Uma descoberta excepcional foi feita no sítio paleontológico de Mèze, em Hérault. Centenas de ovos de dinossauros foram desenterrados. Eles teriam sido colocados há 70 milhões de anos! Relatório: D. de Barros, C. Metairon, S. Janneau, F. Rinauro © França 3 Occitânia
Uma concentração recorde de ovos de dinossauro
A última descoberta foi feita na região de Mèze, localizada no departamento de Hérault, entre Montpellier e Béziers. Futuro foi avisado pelo paleontólogo e geólogo Alain Cabot. Ele iniciou com sua filha Marina durante novas escavações iniciadas em outubro de 2025.

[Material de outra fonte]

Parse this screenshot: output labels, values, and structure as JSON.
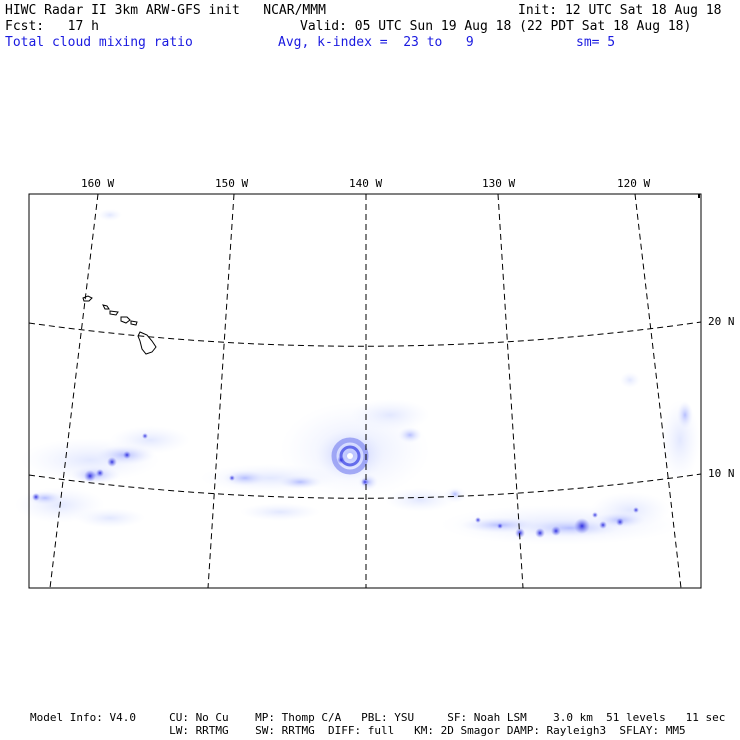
{
  "header": {
    "line1_left": "HIWC Radar II 3km ARW-GFS init   NCAR/MMM",
    "line1_right": "Init: 12 UTC Sat 18 Aug 18",
    "line2_left": "Fcst:   17 h",
    "line2_right": "Valid: 05 UTC Sun 19 Aug 18 (22 PDT Sat 18 Aug 18)",
    "field_name": "Total cloud mixing ratio",
    "avg_info": "Avg, k-index =  23 to   9",
    "smooth_info": "sm= 5"
  },
  "map": {
    "lon_labels": [
      "160 W",
      "150 W",
      "140 W",
      "130 W",
      "120 W"
    ],
    "lat_labels": [
      "20 N",
      "10 N"
    ],
    "color_field": "#2a2ae0"
  },
  "footer": {
    "line1": "Model Info: V4.0     CU: No Cu    MP: Thomp C/A   PBL: YSU     SF: Noah LSM    3.0 km  51 levels   11 sec",
    "line2": "                     LW: RRTMG    SW: RRTMG  DIFF: full   KM: 2D Smagor DAMP: Rayleigh3  SFLAY: MM5"
  }
}
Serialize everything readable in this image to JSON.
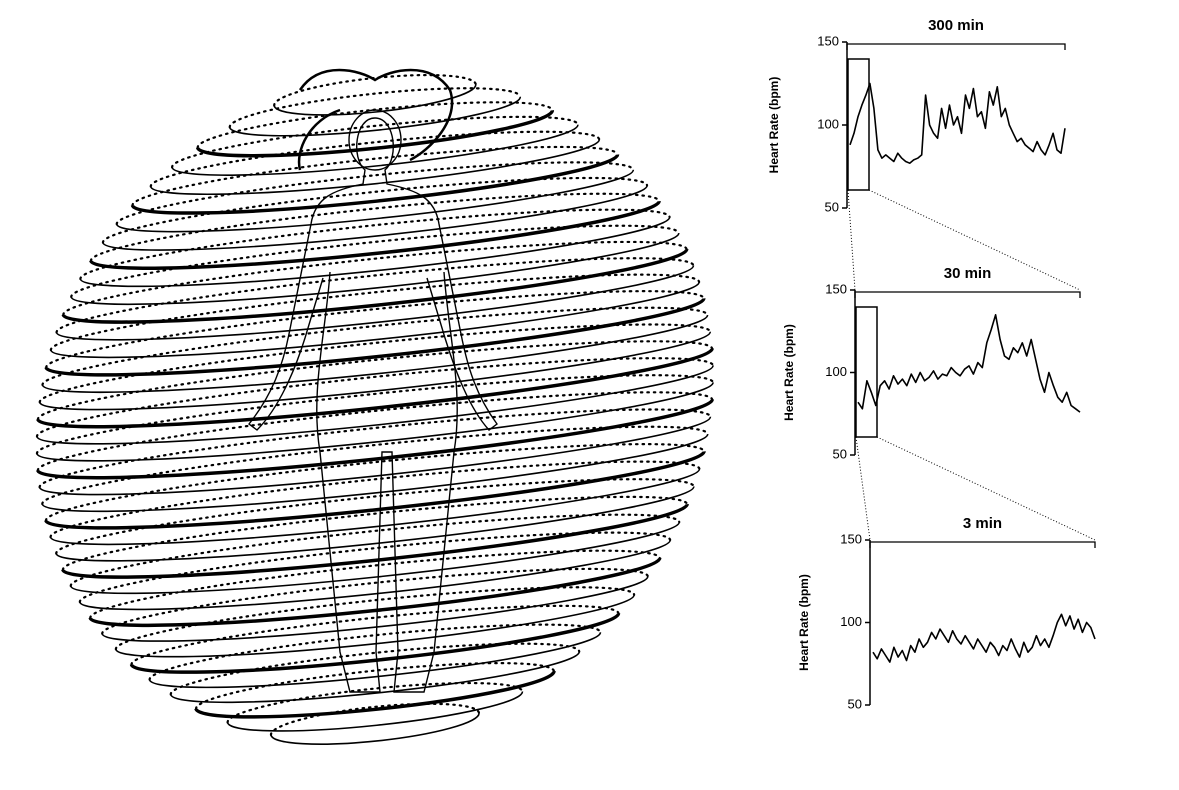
{
  "chart_data": [
    {
      "type": "line",
      "annotation": "300 min",
      "y_label": "Heart Rate (bpm)",
      "color": "#000000",
      "ylim": [
        50,
        150
      ],
      "yticks": [
        50,
        100,
        150
      ],
      "values": [
        88,
        95,
        105,
        112,
        118,
        125,
        110,
        85,
        80,
        82,
        80,
        78,
        83,
        80,
        78,
        77,
        79,
        80,
        82,
        118,
        100,
        95,
        92,
        110,
        98,
        112,
        100,
        105,
        95,
        118,
        110,
        122,
        105,
        108,
        98,
        120,
        112,
        123,
        105,
        110,
        100,
        95,
        90,
        92,
        88,
        86,
        84,
        90,
        85,
        82,
        88,
        95,
        85,
        83,
        98
      ]
    },
    {
      "type": "line",
      "annotation": "30 min",
      "y_label": "Heart Rate (bpm)",
      "color": "#000000",
      "ylim": [
        50,
        150
      ],
      "yticks": [
        50,
        100,
        150
      ],
      "values": [
        82,
        78,
        95,
        88,
        80,
        92,
        95,
        90,
        98,
        93,
        96,
        92,
        99,
        94,
        100,
        95,
        97,
        101,
        96,
        99,
        98,
        103,
        100,
        98,
        102,
        104,
        99,
        106,
        103,
        118,
        126,
        135,
        120,
        110,
        108,
        115,
        112,
        118,
        110,
        120,
        108,
        96,
        88,
        100,
        92,
        85,
        82,
        88,
        80,
        78,
        76
      ]
    },
    {
      "type": "line",
      "annotation": "3 min",
      "y_label": "Heart Rate (bpm)",
      "color": "#000000",
      "ylim": [
        50,
        150
      ],
      "yticks": [
        50,
        100,
        150
      ],
      "values": [
        82,
        78,
        84,
        80,
        76,
        85,
        79,
        83,
        77,
        86,
        82,
        90,
        85,
        88,
        94,
        90,
        96,
        92,
        88,
        95,
        90,
        87,
        92,
        88,
        84,
        90,
        86,
        82,
        88,
        85,
        80,
        86,
        83,
        90,
        84,
        79,
        88,
        82,
        85,
        92,
        86,
        90,
        85,
        92,
        100,
        105,
        98,
        104,
        96,
        102,
        94,
        100,
        97,
        90
      ]
    }
  ]
}
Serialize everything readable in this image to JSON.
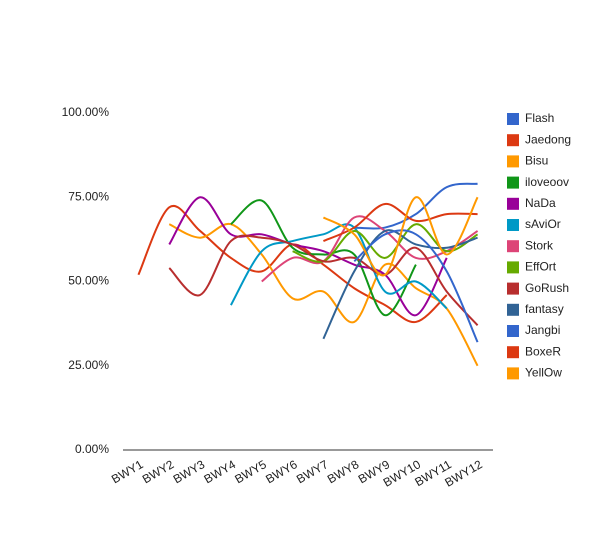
{
  "chart_data": {
    "type": "line",
    "categories": [
      "BWY1",
      "BWY2",
      "BWY3",
      "BWY4",
      "BWY5",
      "BWY6",
      "BWY7",
      "BWY8",
      "BWY9",
      "BWY10",
      "BWY11",
      "BWY12"
    ],
    "ylim": [
      0,
      100
    ],
    "yticks": [
      {
        "value": 0,
        "label": "0.00%"
      },
      {
        "value": 25,
        "label": "25.00%"
      },
      {
        "value": 50,
        "label": "50.00%"
      },
      {
        "value": 75,
        "label": "75.00%"
      },
      {
        "value": 100,
        "label": "100.00%"
      }
    ],
    "series": [
      {
        "name": "Flash",
        "color": "#3366cc",
        "values": [
          null,
          null,
          null,
          null,
          null,
          null,
          null,
          66,
          66,
          70,
          78,
          79
        ]
      },
      {
        "name": "Jaedong",
        "color": "#dc3912",
        "values": [
          52,
          72,
          65,
          57,
          53,
          61,
          55,
          48,
          43,
          38,
          46,
          null
        ]
      },
      {
        "name": "Bisu",
        "color": "#ff9900",
        "values": [
          null,
          67,
          63,
          67,
          58,
          45,
          47,
          38,
          55,
          48,
          42,
          25
        ]
      },
      {
        "name": "iloveoov",
        "color": "#109618",
        "values": [
          null,
          null,
          null,
          67,
          74,
          60,
          58,
          58,
          40,
          55,
          null,
          null
        ]
      },
      {
        "name": "NaDa",
        "color": "#990099",
        "values": [
          null,
          61,
          75,
          64,
          64,
          61,
          59,
          55,
          52,
          40,
          57,
          null
        ]
      },
      {
        "name": "sAviOr",
        "color": "#0099c6",
        "values": [
          null,
          null,
          null,
          43,
          59,
          62,
          64,
          66,
          47,
          50,
          42,
          null
        ]
      },
      {
        "name": "Stork",
        "color": "#dd4477",
        "values": [
          null,
          null,
          null,
          null,
          50,
          57,
          56,
          69,
          65,
          57,
          59,
          65
        ]
      },
      {
        "name": "EffOrt",
        "color": "#66aa00",
        "values": [
          null,
          null,
          null,
          null,
          null,
          59,
          56,
          65,
          57,
          67,
          59,
          64
        ]
      },
      {
        "name": "GoRush",
        "color": "#b82e2e",
        "values": [
          null,
          54,
          46,
          62,
          63,
          61,
          56,
          57,
          52,
          60,
          47,
          37
        ]
      },
      {
        "name": "fantasy",
        "color": "#316395",
        "values": [
          null,
          null,
          null,
          null,
          null,
          null,
          33,
          53,
          65,
          61,
          60,
          63
        ]
      },
      {
        "name": "Jangbi",
        "color": "#3366cc",
        "values": [
          null,
          null,
          null,
          null,
          null,
          null,
          null,
          56,
          64,
          64,
          53,
          32
        ]
      },
      {
        "name": "BoxeR",
        "color": "#dc3912",
        "values": [
          null,
          null,
          null,
          null,
          null,
          null,
          62,
          66,
          73,
          68,
          70,
          70
        ]
      },
      {
        "name": "YellOw",
        "color": "#ff9900",
        "values": [
          null,
          null,
          null,
          null,
          null,
          null,
          69,
          64,
          52,
          75,
          58,
          75
        ]
      }
    ]
  }
}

Fundador do parque-museu dos dinossauros de Mèze, após a descoberta, em 1996, de ovos de dinossauros naquele que mais tarde viria a ser um dos depósitos paleontológicos mais importantes da Europa, com numerosos ninhos de ovos fósseis e ossos pertencentes a vários espécies dos dinossauros, Alain Cabot não escondeu o seu espanto durante uma entrevista que nos concedeu.
“ Até agora só encontrámos ninhos de postura espaçados por várias dezenas de metros e contendo em média 4 a 6 ovos, por vezes cerca de dez ovos no máximo, mas cerca de uma centena… Nunca tinha visto isso! » ele exclama. Para ele, esta descoberta apenas confirma o que já pensava há algum tempo, nomeadamente que o local de desova fóssil na região que se estende por uma faixa de 50 km2 que datam do Cretáceo Superior, mais precisamente há 74 a 65 milhões de anos, devem ocupar o terceiro lugar a nível mundial, logo a seguir aos do deserto de Gobi, China, e do estado de Montana, Estados Unidos.

Um dos ovos recém-descobertos. ©Marina Cabot
Alain Cabot explicou a Futuro que análises de ovos encontrados no sítio de Mèze durante décadas sugerem fortemente que a maioria daqueles que compõem os ninhos foram postos por dinossauros herbívorosmuito semelhantes aos encontrados na Argentina e chamados de titanossauros. Esses saurópodes os quadrúpedes podiam atingir 12 metros de comprimento.
Ao longo dos anos, ainda na região de Mèze e em particular em associação com o laboratório de paleontologia da Universidade de Montpellier, as escavações revelaram restos deste tipo de dinossauro, bem como de outras espécies como os dos ornitópodes rabdodons (um herbívoro com bico com tesão de 5 a 6 metros de comprimento) e dromeossauros (um pequeno dinossauro carnívoro 2,50 metros de comprimento), conforme pode ler-se no site online do museu-parque.
Um titanossauro pouco antes de nascer. © Parque-Museu dos Dinossauros Mèze (Hérault)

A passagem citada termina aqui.